New Mexico has a stormy gaming background. When the IGRA was signed by Congress in 1989, it looked like New Mexico might be one of the states to cash in on the American Indian casino craze. Politics assured that would not be the case.

The New Mexico governor Bruce King announced a working group in Nineteen Ninety to discuss a compact with New Mexico Amerindian tribes. When the working group came to an accord with 2 big local bands a year later, Governor King declined to sign the agreement. He held up a deal until 1994.

When a new governor took over in Nineteen Ninety Five, it appeared that Amerindian betting in New Mexico was a certainty. But when the new Governor signed the compact with the Native tribes, anti-gaming forces were able to hold the contract up in the courts. A New Mexico court found that the Governor had overstepped his bounds in signing a deal, thereby denying the government of New Mexico many hundreds of thousands of dollars in licensing revenues over the next several years.

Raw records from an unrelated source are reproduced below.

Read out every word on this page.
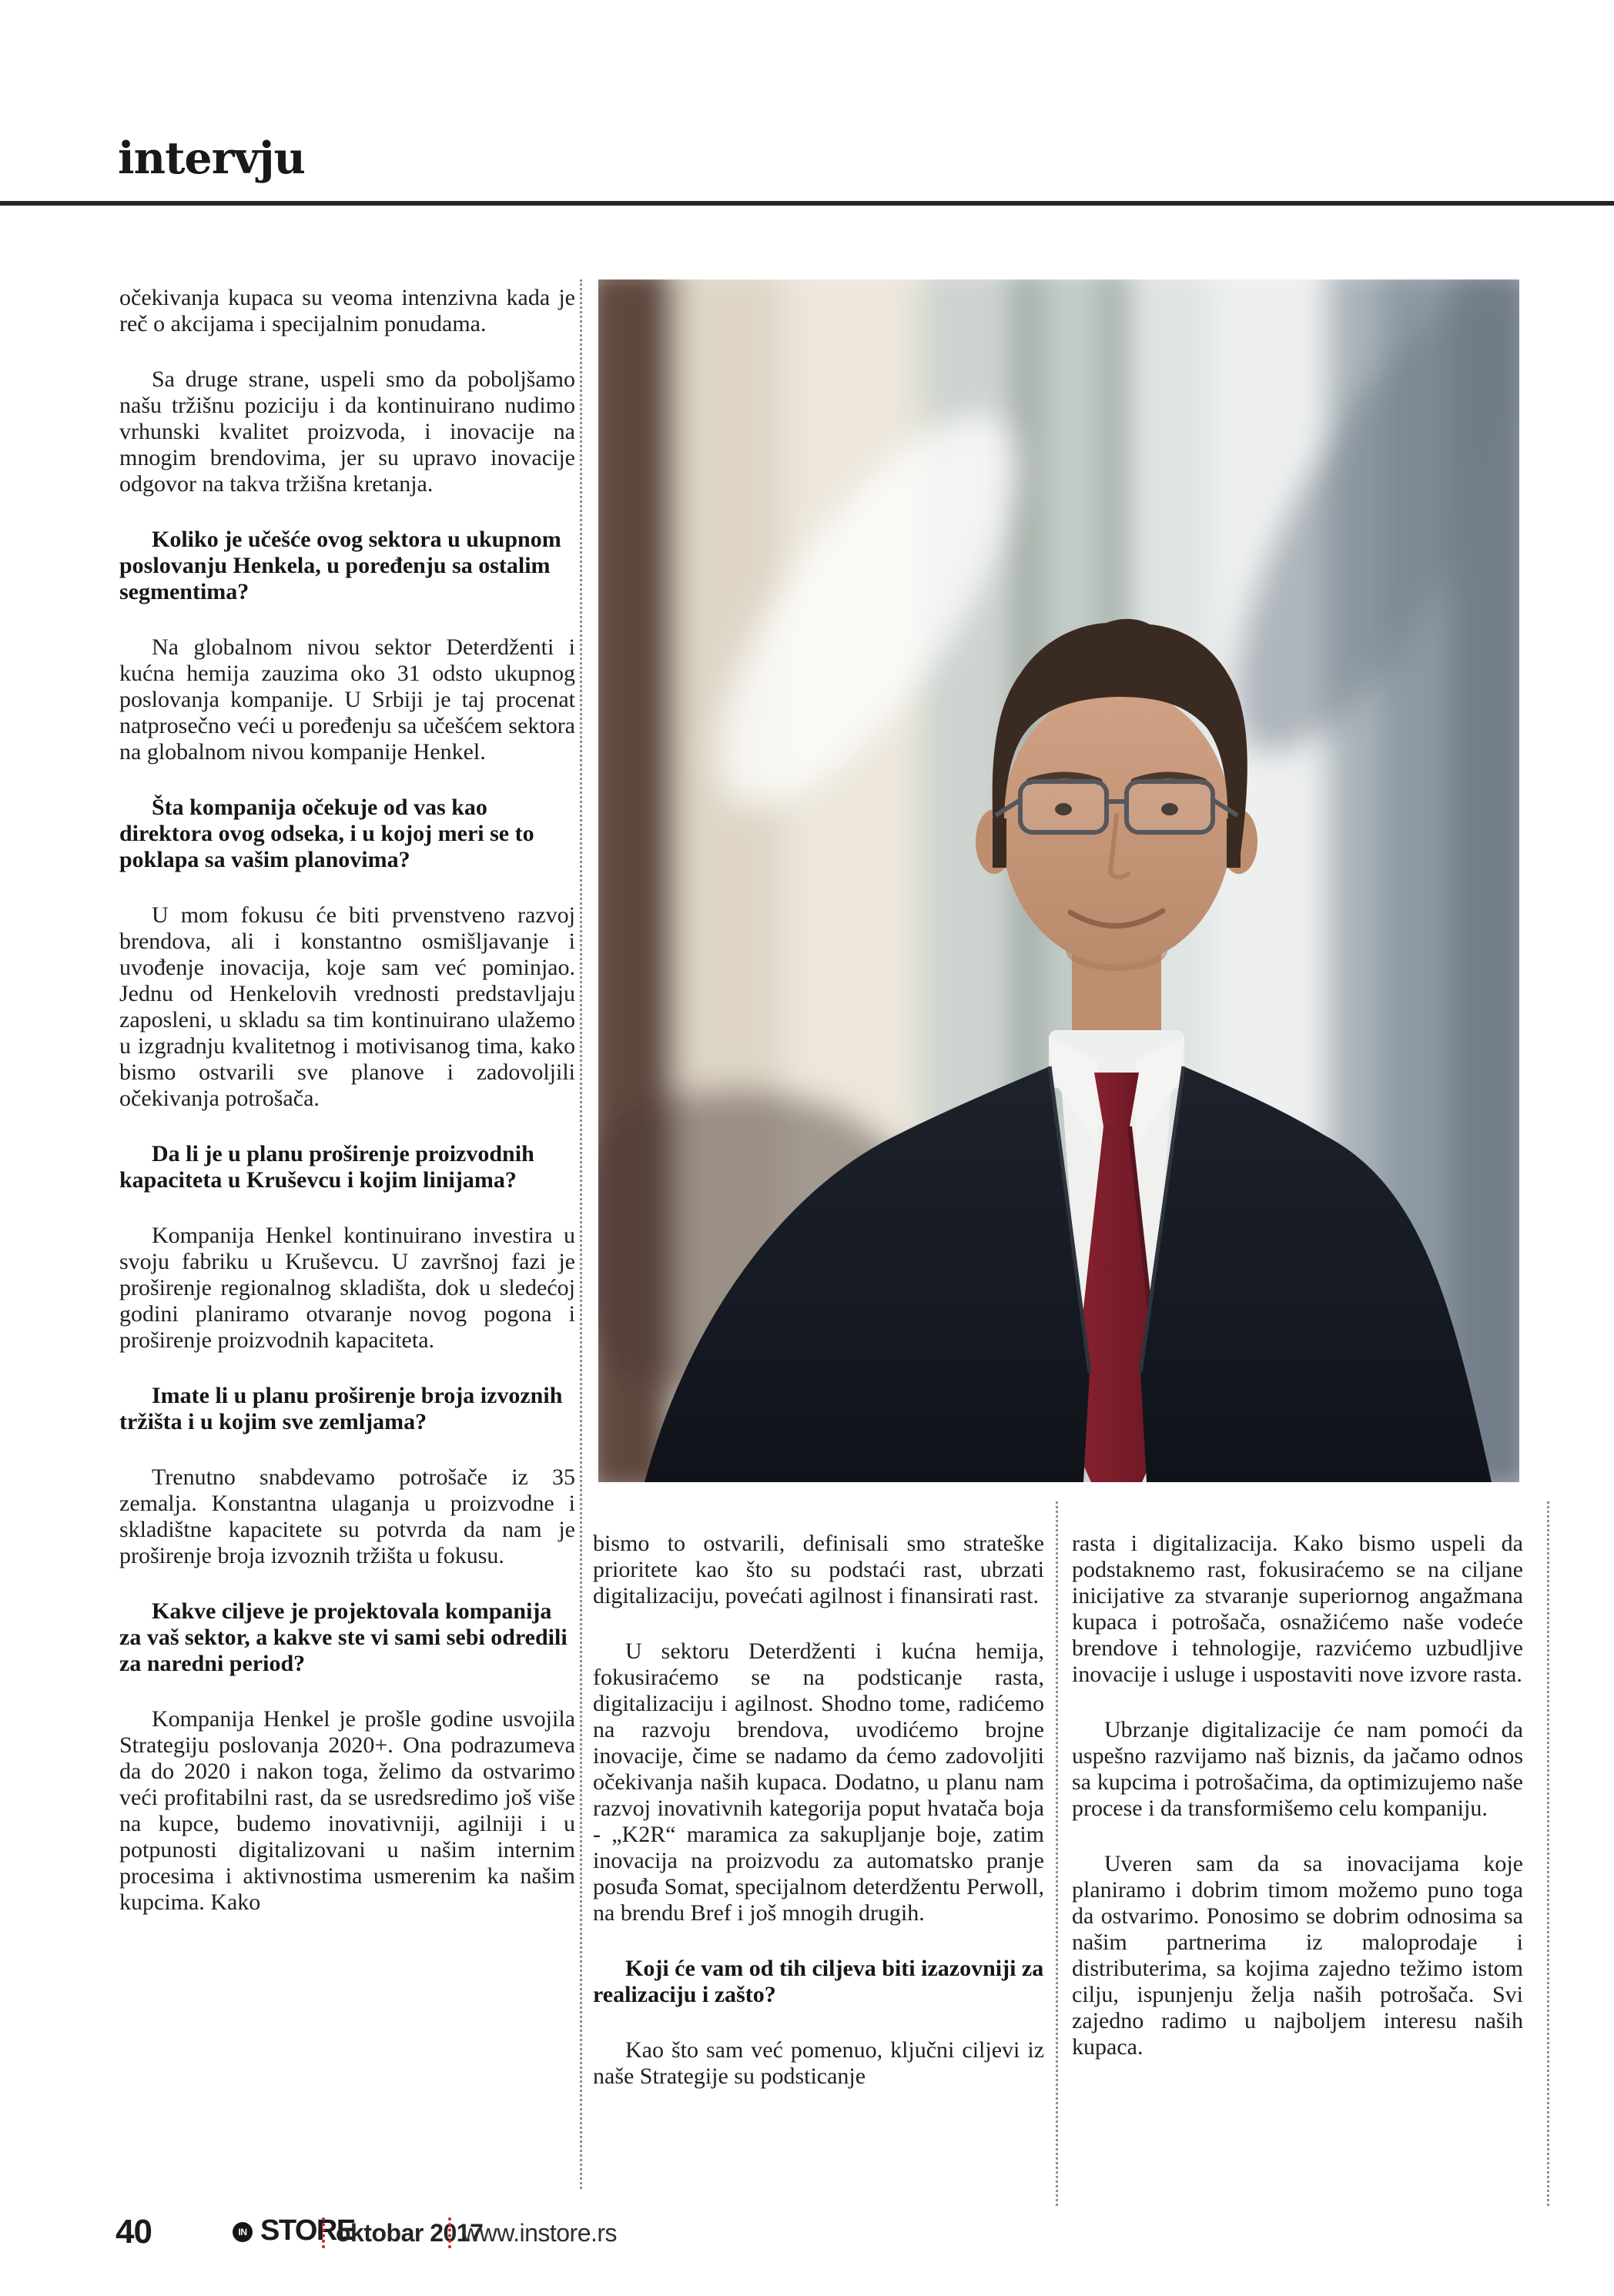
intervju

očekivanja kupaca su veoma intenzivna kada je reč o akcijama i specijalnim ponudama.

Sa druge strane, uspeli smo da poboljšamo našu tržišnu poziciju i da kontinuirano nudimo vrhunski kvalitet proizvoda, i inovacije na mnogim brendovima, jer su upravo inovacije odgovor na takva tržišna kretanja.

Koliko je učešće ovog sektora u ukupnom poslovanju Henkela, u poređenju sa ostalim segmentima?

Na globalnom nivou sektor Deterdženti i kućna hemija zauzima oko 31 odsto ukupnog poslovanja kompanije. U Srbiji je taj procenat natprosečno veći u poređenju sa učešćem sektora na globalnom nivou kompanije Henkel.

Šta kompanija očekuje od vas kao direktora ovog odseka, i u kojoj meri se to poklapa sa vašim planovima?

U mom fokusu će biti prvenstveno razvoj brendova, ali i konstantno osmišljavanje i uvođenje inovacija, koje sam već pominjao. Jednu od Henkelovih vrednosti predstavljaju zaposleni, u skladu sa tim kontinuirano ulažemo u izgradnju kvalitetnog i motivisanog tima, kako bismo ostvarili sve planove i zadovoljili očekivanja potrošača.

Da li je u planu proširenje proizvodnih kapaciteta u Kruševcu i kojim linijama?

Kompanija Henkel kontinuirano investira u svoju fabriku u Kruševcu. U završnoj fazi je proširenje regionalnog skladišta, dok u sledećoj godini planiramo otvaranje novog pogona i proširenje proizvodnih kapaciteta.

Imate li u planu proširenje broja izvoznih tržišta i u kojim sve zemljama?

Trenutno snabdevamo potrošače iz 35 zemalja. Konstantna ulaganja u proizvodne i skladištne kapacitete su potvrda da nam je proširenje broja izvoznih tržišta u fokusu.

Kakve ciljeve je projektovala kompanija za vaš sektor, a kakve ste vi sami sebi odredili za naredni period?

Kompanija Henkel je prošle godine usvojila Strategiju poslovanja 2020+. Ona podrazumeva da do 2020 i nakon toga, želimo da ostvarimo veći profitabilni rast, da se usredsredimo još više na kupce, budemo inovativniji, agilniji i u potpunosti digitalizovani u našim internim procesima i aktivnostima usmerenim ka našim kupcima. Kako

bismo to ostvarili, definisali smo strateške prioritete kao što su podstaći rast, ubrzati digitalizaciju, povećati agilnost i finansirati rast.

U sektoru Deterdženti i kućna hemija, fokusiraćemo se na podsticanje rasta, digitalizaciju i agilnost. Shodno tome, radićemo na razvoju brendova, uvodićemo brojne inovacije, čime se nadamo da ćemo zadovoljiti očekivanja naših kupaca. Dodatno, u planu nam razvoj inovativnih kategorija poput hvatača boja - „K2R“ maramica za sakupljanje boje, zatim inovacija na proizvodu za automatsko pranje posuđa Somat, specijalnom deterdžentu Perwoll, na brendu Bref i još mnogih drugih.

Koji će vam od tih ciljeva biti izazovniji za realizaciju i zašto?

Kao što sam već pomenuo, ključni ciljevi iz naše Strategije su podsticanje

rasta i digitalizacija. Kako bismo uspeli da podstaknemo rast, fokusiraćemo se na ciljane inicijative za stvaranje superiornog angažmana kupaca i potrošača, osnažićemo naše vodeće brendove i tehnologije, razvićemo uzbudljive inovacije i usluge i uspostaviti nove izvore rasta.

Ubrzanje digitalizacije će nam pomoći da uspešno razvijamo naš biznis, da jačamo odnos sa kupcima i potrošačima, da optimizujemo naše procese i da transformišemo celu kompaniju.

Uveren sam da sa inovacijama koje planiramo i dobrim timom možemo puno toga da ostvarimo. Ponosimo se dobrim odnosima sa našim partnerima iz maloprodaje i distributerima, sa kojima zajedno težimo istom cilju, ispunjenju želja naših potrošača. Svi zajedno radimo u najboljem interesu naših kupaca.

40	IN STORE
oktobar 2017
www.instore.rs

It required the CNA, passed by the New Mexico house, to get the ball rolling on a full accord between the Government of New Mexico and its Amerindian bands. A decade had been burned for gambling in New Mexico, including Indian casino Bingo.

The nonprofit Bingo business has increased since Nineteen Ninety-Nine. That year, New Mexico not for profit game providers brought in just $3,048 in revenues. That climbed to $725,150 in 2000, and passed one million dollars in revenues in 2001. Nonprofit Bingo earnings have increased constantly since then. Two Thousand and Five witnessed the largest year, with $1,233,289 grossed by the providers.

Bingo is categorically popular in New Mexico. All types of providers try for a piece of the action. Hopefully, the politicos are done batting around gambling as an important matter like they did in the 1990’s. That is most likely wishful thinking.